No te va a gustar – Aló, presidente Obama?


MADRID, 10 (OTR/PRESS)

Siempre me declaré admirador de Obama. Admirador crítico, pero al fin casi un «fan» de los nuevos aires que habían entrado en la Casa Blanca. Ocurre que nadie sobrevive a su reelección, sin embargo; descubrimos a un Obama espiando a la prensa, persiguiendo más allá de lo razonable al soldado Bradley Manning, el hombre que ayudó a Julian Assange a filtrar documentos en lo que se conoce como «caso Wikileaks»… y ahora Obama se nos revela como la persona que continuó la política de espionajes telefónicos masivos que instaurara aquel George Bush II de infausta memoria. Mal asunto.

Primero, fue Obama contra Julian Assange, a quien se acusa de cosas que resulta dudoso que cometiera, violaciones incluidas. Después fue Obama -y toda la Administración americana, casi nada- contra el soldado Manning, para quien se piden penas dignas de un asesino múltiple, cosa que, obviamente, él no es. Ahora, el caso se llama Obama -y todo el poderío estadounidense, ahí queda eso- versus un tal Edward Snowden, un joven informático que confiesa, en un acto de rebeldía pleno sin duda de valor, ser el autor de las filtraciones sobre los programas de vigilancia masiva que llevaba a cabo el Gobierno de EE.UU. «No puedo dejar que el Gobierno (norteamericano) destruya las libertades», ha dicho Snowden, un joven con cara de no haber matado una mosca en su vida. Veremos qué ocurre en el pulso entre el hombre más poderoso del mundo -puesto que a él, a Obama, se le achacan personalmente estas decisiones- y tres individuos sin duda molestos, pero ataviados con las solas armas de su presunto, y yo creo que real, idealismo.

Me parece increíble que alguien como Obama, que tanto nos ilusionó a tantos, ni haya sido capaz de acabar del todo con la vergüenza de Guantánamo, ni haya clausurado el programa PRISM -que accede sin justificación a nueve de los servicios de Internet más importantes del país–, ni se haya resignado a asumir las revelaciones de Wikileaks, ni haya asumido que la libertad es aún más importante que la seguridad, si es que de eso se trata.

Lo digo desde una nación, esta España nuestra, permanentemente sometida al «gran hermano» del Estado, y donde han saltado escándalos de espionaje, oficial u oficioso, público y/o privado, que resultan intolerables para cualquiera que no tenga, como por desgracia muchos tienen, el ánima anestesiada por la frecuencia de los pisotones a la libertad de expresión y a la intimidad, que es uno de los máximos bienes a los que puede aspirar una persona, tras la vida y la integridad física.

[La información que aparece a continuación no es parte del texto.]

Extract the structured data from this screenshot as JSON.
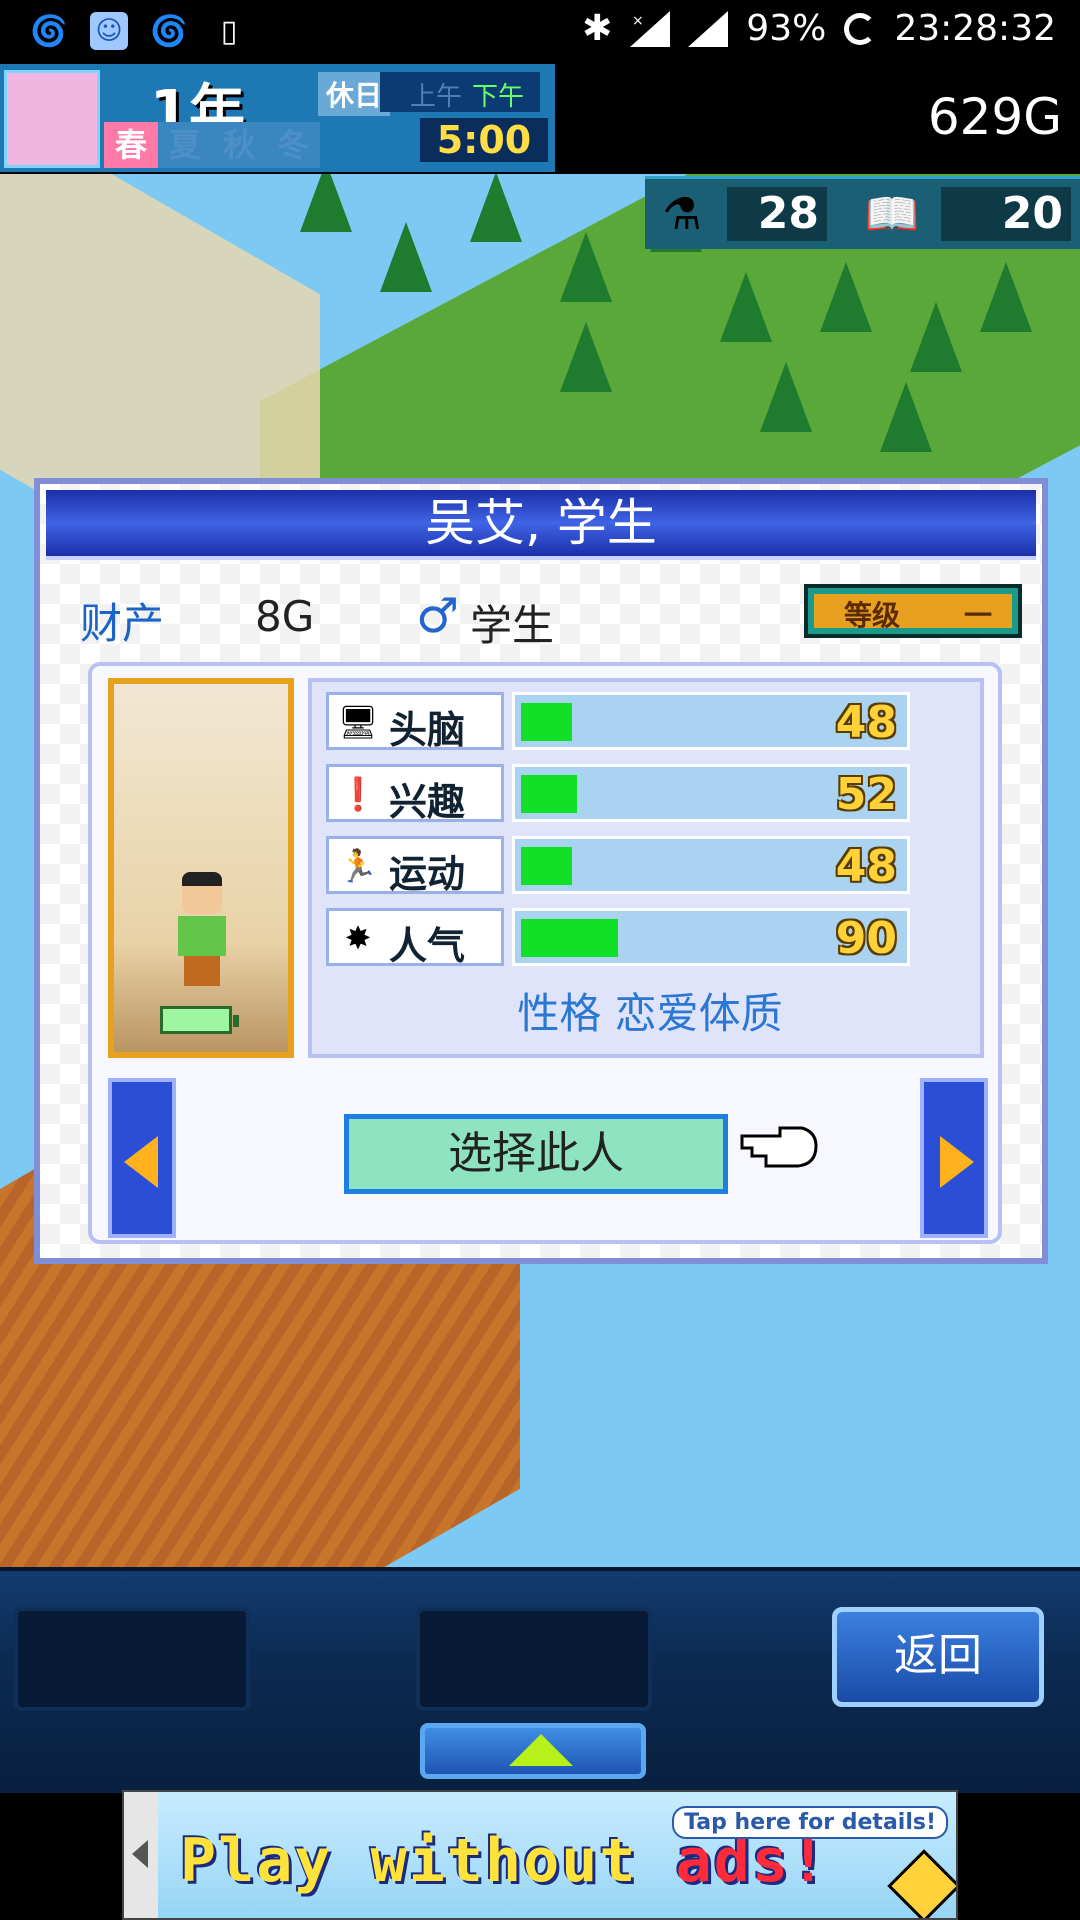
{
  "status_bar": {
    "battery_percent": "93%",
    "time": "23:28:32",
    "icons": [
      "swirl-icon",
      "app-icon",
      "swirl-icon",
      "phone-icon",
      "bluetooth-icon",
      "no-signal-icon",
      "signal-icon",
      "loading-icon"
    ]
  },
  "hud": {
    "year": "1年",
    "holiday": "休日",
    "am": "上午",
    "pm": "下午",
    "clock": "5:00",
    "seasons": [
      "春",
      "夏",
      "秋",
      "冬"
    ],
    "active_season": "春",
    "money": "629G",
    "resources": [
      {
        "icon": "flask-icon",
        "value": "28"
      },
      {
        "icon": "book-icon",
        "value": "20"
      }
    ]
  },
  "dialog": {
    "title": "吴艾, 学生",
    "property_label": "财产",
    "property_value": "8G",
    "occupation": "学生",
    "rank_label": "等级",
    "rank_value": "一",
    "stats": [
      {
        "name": "头脑",
        "icon": "brain-icon",
        "value": 48
      },
      {
        "name": "兴趣",
        "icon": "interest-icon",
        "value": 52
      },
      {
        "name": "运动",
        "icon": "sport-icon",
        "value": 48
      },
      {
        "name": "人气",
        "icon": "popularity-icon",
        "value": 90
      }
    ],
    "personality": "性格 恋爱体质",
    "select_button": "选择此人"
  },
  "bottom": {
    "back_button": "返回"
  },
  "ad": {
    "text_main": "Play without ",
    "text_red": "ads!",
    "detail": "Tap here for details!"
  }
}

Pues ¿no se nos amenaza ahora a los españoles con autorizar «troyanos» que invadan más o menos a placer -ya, con cautelas judiciales, dicen- los ordenadores «sospechosos»? ¿Quién define qué es «sospechoso» en un país donde el Rey, los propios ministros, y hasta el presidente del Real Madrid fueron sometidos a escuchas telefónicas incontroladas?

Pues eso: que a mi admirado presidente Obama ya no volveré a reirle las gracias cuando se reúna, tan de smoking, en la desenfadada cena anual con los corresponsales en Washington. Porque es un mal ejemplo para los obamitas que anidan por aquí, entre otras cosas.